# 2012 models



## imitsus

Just saw @ road.cc pics of bianchi 2012 range

Infinito > new color scheme (dont like it, looks like sempre)

and a new alu model named impulso on the c2c line

http://road.cc/content/news/37371-bianchi-launch-new-impulso-alloy-road-bike-2012


----------



## kbwh

I like the new Infinito paint scheme. More white and less 3k carbon is good, camouflaging the kevlar inserts in the forks is good to. Though I do not undertand why they chose to orientate the text on the seat tube is such a fashion when the paint lines are gone anyway. 

The Impulso slots in between the Infinito and the Via Nirone 7. Good move. But c'mon! Red, for crissakes???!!!


----------



## imitsus

thats funny

the orientation of text on the seat tube is the only thing I like on new paint scheme

more white is good, less 3k , ok, but that black line that goes all over fork to seatstay is too thick i think and is not sexy.

I like the old thin lines

(kevlar is still there but thats ok)


----------



## adjtogo

I have both an Celeste/white Infinito with Ultegra 6700 and a re/white Sempre with the 105 mix I just got less than two weeks ago. I like the color schemes on both bikes. As I look at the pics of the new 2012 models, the celeste Infinito does look more like the Oltre's paint scheme for 2011. But look at the 2012 Oltre and it's like a stealth color gray. As far as the new Impulso's red color, well, I don't like that color red, although red is not an overall bad color, is it? I think it could have been more of a darker, shinier red than it is. I bought my Sempre with the 105 mix not only because of the price, but the black/red/white color. To be honest, I know that celeste is a traditional Bianchi color, and I understand their tradition and the meaning of the celeste, but sometimes I feel a little funny riding a celeste/white/black bike around town...at least here in the USA. I love the ride of the Infinito, but had it been available at the time in a different color, I would have opted differently that the celeste.

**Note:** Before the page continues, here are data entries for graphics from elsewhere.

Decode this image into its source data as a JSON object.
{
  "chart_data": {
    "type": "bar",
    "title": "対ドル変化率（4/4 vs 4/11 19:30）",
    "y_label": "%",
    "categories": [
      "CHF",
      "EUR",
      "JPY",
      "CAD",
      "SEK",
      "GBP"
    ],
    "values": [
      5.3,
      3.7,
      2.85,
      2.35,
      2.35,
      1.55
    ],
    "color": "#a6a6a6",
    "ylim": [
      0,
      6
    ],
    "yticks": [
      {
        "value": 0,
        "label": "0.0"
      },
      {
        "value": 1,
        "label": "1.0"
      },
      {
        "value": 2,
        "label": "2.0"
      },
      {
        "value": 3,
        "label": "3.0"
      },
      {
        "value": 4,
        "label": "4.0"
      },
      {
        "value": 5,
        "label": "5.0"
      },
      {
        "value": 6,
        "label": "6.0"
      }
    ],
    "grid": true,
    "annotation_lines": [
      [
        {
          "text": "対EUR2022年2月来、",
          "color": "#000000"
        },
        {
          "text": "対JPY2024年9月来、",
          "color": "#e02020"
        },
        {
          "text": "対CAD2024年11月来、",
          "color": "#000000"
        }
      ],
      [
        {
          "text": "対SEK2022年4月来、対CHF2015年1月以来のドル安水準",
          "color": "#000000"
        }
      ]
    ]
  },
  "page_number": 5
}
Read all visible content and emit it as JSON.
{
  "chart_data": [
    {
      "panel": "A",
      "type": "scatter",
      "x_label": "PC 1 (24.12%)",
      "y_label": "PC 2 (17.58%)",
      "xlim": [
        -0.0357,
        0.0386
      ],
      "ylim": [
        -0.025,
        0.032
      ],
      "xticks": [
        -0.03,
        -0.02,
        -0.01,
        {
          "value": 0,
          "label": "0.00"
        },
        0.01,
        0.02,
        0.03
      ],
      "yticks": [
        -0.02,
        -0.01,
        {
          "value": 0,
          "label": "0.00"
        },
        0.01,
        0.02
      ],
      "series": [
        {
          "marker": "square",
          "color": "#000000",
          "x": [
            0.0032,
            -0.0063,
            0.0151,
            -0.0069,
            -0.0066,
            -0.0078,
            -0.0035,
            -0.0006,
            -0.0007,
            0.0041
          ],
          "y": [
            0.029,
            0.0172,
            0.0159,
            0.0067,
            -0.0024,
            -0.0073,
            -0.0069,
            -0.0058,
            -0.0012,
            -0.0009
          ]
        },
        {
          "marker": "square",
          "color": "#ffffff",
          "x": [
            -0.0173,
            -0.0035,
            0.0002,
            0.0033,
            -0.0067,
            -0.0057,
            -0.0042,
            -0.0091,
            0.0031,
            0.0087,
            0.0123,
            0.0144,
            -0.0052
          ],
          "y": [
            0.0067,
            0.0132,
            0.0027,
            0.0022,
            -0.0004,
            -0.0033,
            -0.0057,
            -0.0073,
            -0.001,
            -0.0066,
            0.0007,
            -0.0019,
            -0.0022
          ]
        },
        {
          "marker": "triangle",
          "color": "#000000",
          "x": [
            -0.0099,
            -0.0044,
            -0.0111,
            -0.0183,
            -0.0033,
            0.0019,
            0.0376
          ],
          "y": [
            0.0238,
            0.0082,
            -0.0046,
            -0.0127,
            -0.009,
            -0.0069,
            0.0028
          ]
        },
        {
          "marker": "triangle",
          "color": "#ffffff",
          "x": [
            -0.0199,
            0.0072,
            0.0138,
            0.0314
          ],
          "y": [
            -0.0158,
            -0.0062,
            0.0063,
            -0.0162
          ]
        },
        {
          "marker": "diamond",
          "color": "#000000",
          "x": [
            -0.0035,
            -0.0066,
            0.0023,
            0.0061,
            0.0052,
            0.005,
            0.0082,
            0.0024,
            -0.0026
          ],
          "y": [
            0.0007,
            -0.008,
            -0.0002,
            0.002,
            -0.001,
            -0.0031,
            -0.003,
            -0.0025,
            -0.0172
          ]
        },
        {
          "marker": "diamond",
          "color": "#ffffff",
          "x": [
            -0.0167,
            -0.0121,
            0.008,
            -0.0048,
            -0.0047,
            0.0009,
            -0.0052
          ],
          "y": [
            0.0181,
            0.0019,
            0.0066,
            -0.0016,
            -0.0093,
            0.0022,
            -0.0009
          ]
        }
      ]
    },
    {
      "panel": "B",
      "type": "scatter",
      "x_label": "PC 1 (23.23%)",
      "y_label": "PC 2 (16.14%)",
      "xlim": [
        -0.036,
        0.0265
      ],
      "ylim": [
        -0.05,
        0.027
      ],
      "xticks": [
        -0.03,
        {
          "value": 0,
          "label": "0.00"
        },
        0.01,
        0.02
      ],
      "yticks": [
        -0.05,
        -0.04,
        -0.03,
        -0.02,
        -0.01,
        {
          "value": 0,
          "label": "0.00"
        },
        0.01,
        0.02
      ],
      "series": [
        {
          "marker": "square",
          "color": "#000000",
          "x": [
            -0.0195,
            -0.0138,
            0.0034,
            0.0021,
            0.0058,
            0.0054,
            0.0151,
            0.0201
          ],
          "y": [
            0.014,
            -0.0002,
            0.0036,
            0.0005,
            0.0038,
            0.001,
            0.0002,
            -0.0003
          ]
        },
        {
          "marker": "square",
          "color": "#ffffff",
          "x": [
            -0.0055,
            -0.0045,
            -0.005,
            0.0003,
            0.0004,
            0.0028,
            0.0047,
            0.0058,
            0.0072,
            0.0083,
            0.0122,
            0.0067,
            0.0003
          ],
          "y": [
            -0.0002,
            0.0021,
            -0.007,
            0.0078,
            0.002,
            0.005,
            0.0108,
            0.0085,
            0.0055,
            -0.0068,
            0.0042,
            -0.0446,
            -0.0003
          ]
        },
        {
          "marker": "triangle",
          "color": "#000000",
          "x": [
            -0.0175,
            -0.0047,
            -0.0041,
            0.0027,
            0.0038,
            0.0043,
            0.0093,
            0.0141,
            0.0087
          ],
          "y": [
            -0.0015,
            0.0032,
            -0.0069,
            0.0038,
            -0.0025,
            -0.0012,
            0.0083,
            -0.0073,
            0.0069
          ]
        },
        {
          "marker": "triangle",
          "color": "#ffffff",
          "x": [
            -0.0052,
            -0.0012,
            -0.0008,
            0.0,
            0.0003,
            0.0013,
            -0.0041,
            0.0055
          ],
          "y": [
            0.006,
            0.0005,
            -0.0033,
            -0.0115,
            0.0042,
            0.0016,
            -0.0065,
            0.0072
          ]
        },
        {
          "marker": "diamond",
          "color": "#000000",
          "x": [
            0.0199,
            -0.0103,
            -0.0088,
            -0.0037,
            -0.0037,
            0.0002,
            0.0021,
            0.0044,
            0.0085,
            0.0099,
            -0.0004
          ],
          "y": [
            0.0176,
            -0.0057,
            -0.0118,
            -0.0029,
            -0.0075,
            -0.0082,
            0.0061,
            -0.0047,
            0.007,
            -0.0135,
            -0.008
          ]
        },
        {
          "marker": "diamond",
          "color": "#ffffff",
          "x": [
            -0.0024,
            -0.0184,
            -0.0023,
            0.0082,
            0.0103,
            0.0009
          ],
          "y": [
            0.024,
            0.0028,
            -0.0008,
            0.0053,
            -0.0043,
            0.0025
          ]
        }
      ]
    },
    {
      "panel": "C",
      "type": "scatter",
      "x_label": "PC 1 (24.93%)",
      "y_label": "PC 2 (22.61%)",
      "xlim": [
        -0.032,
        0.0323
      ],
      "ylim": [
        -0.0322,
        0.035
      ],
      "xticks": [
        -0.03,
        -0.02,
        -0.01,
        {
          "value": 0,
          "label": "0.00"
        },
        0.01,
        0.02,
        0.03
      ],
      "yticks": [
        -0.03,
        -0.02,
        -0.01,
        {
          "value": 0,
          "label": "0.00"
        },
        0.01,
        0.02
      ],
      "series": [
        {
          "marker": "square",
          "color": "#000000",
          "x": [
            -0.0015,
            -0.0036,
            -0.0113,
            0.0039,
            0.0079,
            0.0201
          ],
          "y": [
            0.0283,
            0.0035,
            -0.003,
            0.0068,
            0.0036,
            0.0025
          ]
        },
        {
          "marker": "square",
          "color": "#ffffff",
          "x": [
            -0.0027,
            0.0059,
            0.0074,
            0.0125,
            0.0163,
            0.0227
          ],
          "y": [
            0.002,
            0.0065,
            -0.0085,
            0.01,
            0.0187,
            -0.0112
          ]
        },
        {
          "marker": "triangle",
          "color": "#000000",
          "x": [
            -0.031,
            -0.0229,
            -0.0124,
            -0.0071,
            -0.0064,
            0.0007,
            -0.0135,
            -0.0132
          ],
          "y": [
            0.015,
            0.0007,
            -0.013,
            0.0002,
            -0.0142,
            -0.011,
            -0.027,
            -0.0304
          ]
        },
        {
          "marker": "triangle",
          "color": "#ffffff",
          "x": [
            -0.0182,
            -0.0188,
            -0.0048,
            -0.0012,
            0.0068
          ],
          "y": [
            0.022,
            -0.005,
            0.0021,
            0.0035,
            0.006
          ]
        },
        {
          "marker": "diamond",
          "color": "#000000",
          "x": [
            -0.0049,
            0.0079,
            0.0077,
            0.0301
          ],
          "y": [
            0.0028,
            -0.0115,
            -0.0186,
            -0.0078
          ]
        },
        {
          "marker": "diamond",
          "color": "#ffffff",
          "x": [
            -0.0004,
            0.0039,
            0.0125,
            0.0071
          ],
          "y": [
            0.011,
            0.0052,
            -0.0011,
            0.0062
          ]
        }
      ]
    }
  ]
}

And, who here has ordered the special edition 2011 Infinito with SRAM in stealth gray? It looks like a very nicely built bike, but I've heard SRAM stuff is less than reliable. I heard that some of their components break down and wear out pretty quick. I've heard other riders say they like SRAM, but wish it was more reliable than it is. Any truth to that? $6300 seems like a lot of money to but a "special edition" Infinito with SRAM. I think the better option for that price would be to build your own bike with the components you want...and probably for less than $6300.


----------



## prspect06

As others have said, i'm not a fan of the seatpost graphics.


----------



## xizang2008

*Crono*

I'd really like to see Bianchi do something with the Crono Pico. I have an '09 and have a ton of miles on it. Its a great bike but it wasn't exactly cutting edge when it came out 3 years ago. Now it looks old-school. I have read that it will be the same for '12, just a different color. 

Its a great bike and its served me well, just ready for something different.


----------



## dharrison

Why do they insist on matching a celeste colored frame with red spokes? Its just offensive.


----------



## kbwh

Agreed. I'd insist on some "dark label" wheels for that frame.


----------



## tdietz87

I for one really like the new black sempre as an option. I'm getting my first road bike soon and the sempre is high on my list, may have to wait til these are available! Or get a deal on 2011 stock.


----------



## kbwh

Thy Bianchi shall be Celeste.


----------



## y tin

Some nice pics & colour schemes there.
I liked the matt finish on the oltre, but it was spoilt by the shiny fsa chainset. (Not a fan of the fsa chainsets anyway).


----------



## spade2you

kbwh said:


> Thy Bianchi shall be Celeste.


I dunno, the mostly white of my T-Cube as well as the 928SL ISP and D2 Pico Crono have really grown on me over the years.


----------



## os72

Some pics from Eurobike 2011 can be found here.


----------



## cph81

Official photos are up.
Check here:

2012


----------



## adversary

Really curious how different the Impulso & the Via Nirone 7 are. I wonder if the Impulso will in fact take the place...


----------



## LostViking

cph81 said:


> Official photos are up.
> Check here:
> 
> 2012


Thanks for that link, found an orig photo of my 2005 928 in there as well. :thumbsup:


----------



## roddjbrown

As someone only just moving to road bikes I ordered a via nirone 7 Tiagra. Sadly not a celeste bike but it was at the top end if what I could get through the Cycle2Work scheme (and even then getting a Bianchi sourced through Halfords was hell). I actually quite liked the red colour scheme. However, it turns out the 2012 Tiagra is mostly white with red accents - I feel a little disappointed. Hopefully it will grow on me


----------



## roddjbrown

Oh well, the moment of finding out if I love it is now confirmed as Friday. Exciting times!


----------



## Bianchi-67

Hi roddjbrown, I also got the Bianchi Tiagra 2012 in white and I am loving it. How's yours doing?


----------



## Tantivious Todd

adjtogo said:


> And, who here has ordered the special edition 2011 Infinito with SRAM in stealth gray? It looks like a very nicely built bike, but I've heard SRAM stuff is less than reliable. I heard that some of their components break down and wear out pretty quick. I've heard other riders say they like SRAM, but wish it was more reliable than it is. Any truth to that? $6300 seems like a lot of money to but a "special edition" Infinito with SRAM. I think the better option for that price would be to build your own bike with the components you want...and probably for less than $6300.


What is this "stealth" Infinito that you speak of? I have scoured the internet and have found no mention of it. I would very much like to see pics of this mythic beast.


----------